20 March 2014

Take a seat

Malefactors are stealing seats from Audis.  Not the car - just the driver's seat.
The so-called B7 version of Audi's practical supercar was sold between 2006 and 2008 and although the V8-powered machine is still highly desirable and worth upwards of £30,000, Audi doesn't make the seats any more.

So they have to be imported in parts and according to mechanic Daniel Parsons at Five Oaks Audi, who had painstakingly done just that for Smith, it takes in excess of 20 hours at £132 an hour...

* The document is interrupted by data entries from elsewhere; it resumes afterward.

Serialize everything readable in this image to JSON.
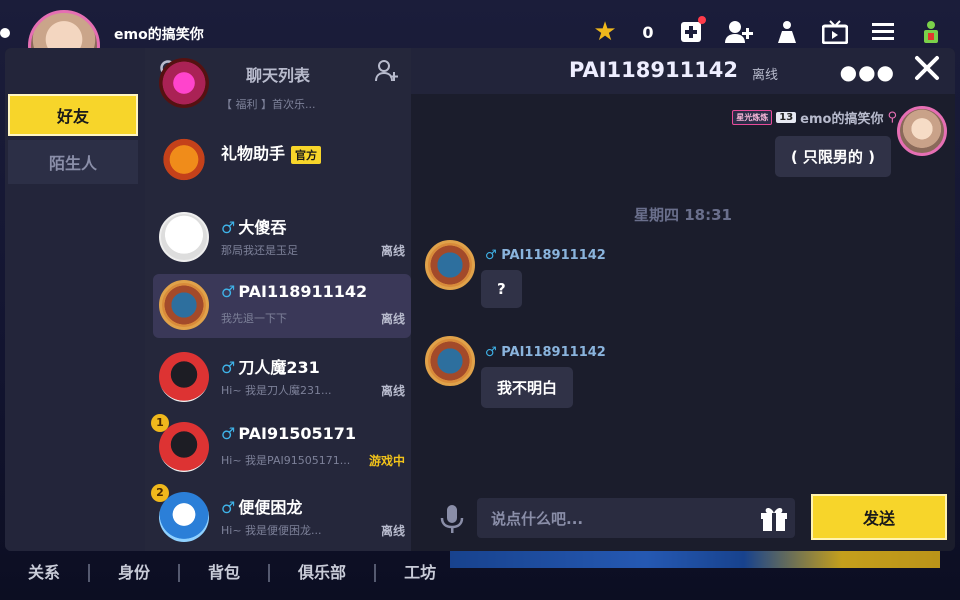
{
  "topbar": {
    "username": "emo的搞笑你",
    "coin_count": "0"
  },
  "bottomnav": [
    "关系",
    "身份",
    "背包",
    "俱乐部",
    "工坊"
  ],
  "tabs": {
    "friends": "好友",
    "strangers": "陌生人"
  },
  "list": {
    "title": "聊天列表",
    "partial_item": {
      "msg": "【 福利 】首次乐..."
    },
    "items": [
      {
        "name": "礼物助手",
        "official": "官方",
        "msg": "",
        "status": "",
        "gender": ""
      },
      {
        "name": "大傻吞",
        "gender": "♂",
        "msg": "那局我还是玉足",
        "status": "离线"
      },
      {
        "name": "PAI118911142",
        "gender": "♂",
        "msg": "我先退一下下",
        "status": "离线",
        "selected": true
      },
      {
        "name": "刀人魔231",
        "gender": "♂",
        "msg": "Hi~ 我是刀人魔231...",
        "status": "离线"
      },
      {
        "name": "PAI91505171",
        "gender": "♂",
        "msg": "Hi~ 我是PAI91505171...",
        "status": "游戏中",
        "rank": "1"
      },
      {
        "name": "便便困龙",
        "gender": "♂",
        "msg": "Hi~ 我是便便困龙...",
        "status": "离线",
        "rank": "2"
      }
    ]
  },
  "chat": {
    "title": "PAI118911142",
    "status": "离线",
    "self": {
      "star_badge": "星光炼炼",
      "level": "13",
      "name": "emo的搞笑你",
      "message": "( 只限男的 )"
    },
    "date_separator": "星期四 18:31",
    "messages": [
      {
        "sender": "PAI118911142",
        "gender": "♂",
        "text": "?"
      },
      {
        "sender": "PAI118911142",
        "gender": "♂",
        "text": "我不明白"
      }
    ],
    "input_placeholder": "说点什么吧...",
    "send_label": "发送"
  },
  "colors": {
    "accent_yellow": "#f7d52a",
    "male_blue": "#3fb3e8",
    "in_game": "#f2c31a",
    "panel": "#1c1e2e"
  }
}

But who on earth are these seats being stolen for? Audi only sold about 2,000 of the cars in those two years and the race-inspired, leather-skinned bucket seats are hard-wearing enough not to need replacing.

The answer could lie in a new modification fashion, according to one expert. "There's a type of styling trend called OEM-plus where you use original equipment parts but from a superior car like a Bentley, Porsche or Audi," says Elliott Roberts, editor of Performance VW magazine. "You see Audi TT dashboards in Golfs and all sorts of stuff." 
More at The Telegraph.

1 comment:

  1. The Honda s2000 is another target for this. Their light weight seats can be bolted in to cheaper Honda and Acura cars, and cost a few thousand dollars to replace. And being a convertible makes it that much swifter for the thief to do. Several of my friends have been victims, one more than once. Total cost is astronomical: seats, rag top with several assemblies, etc end up costing many thousands by the time the car is whole again.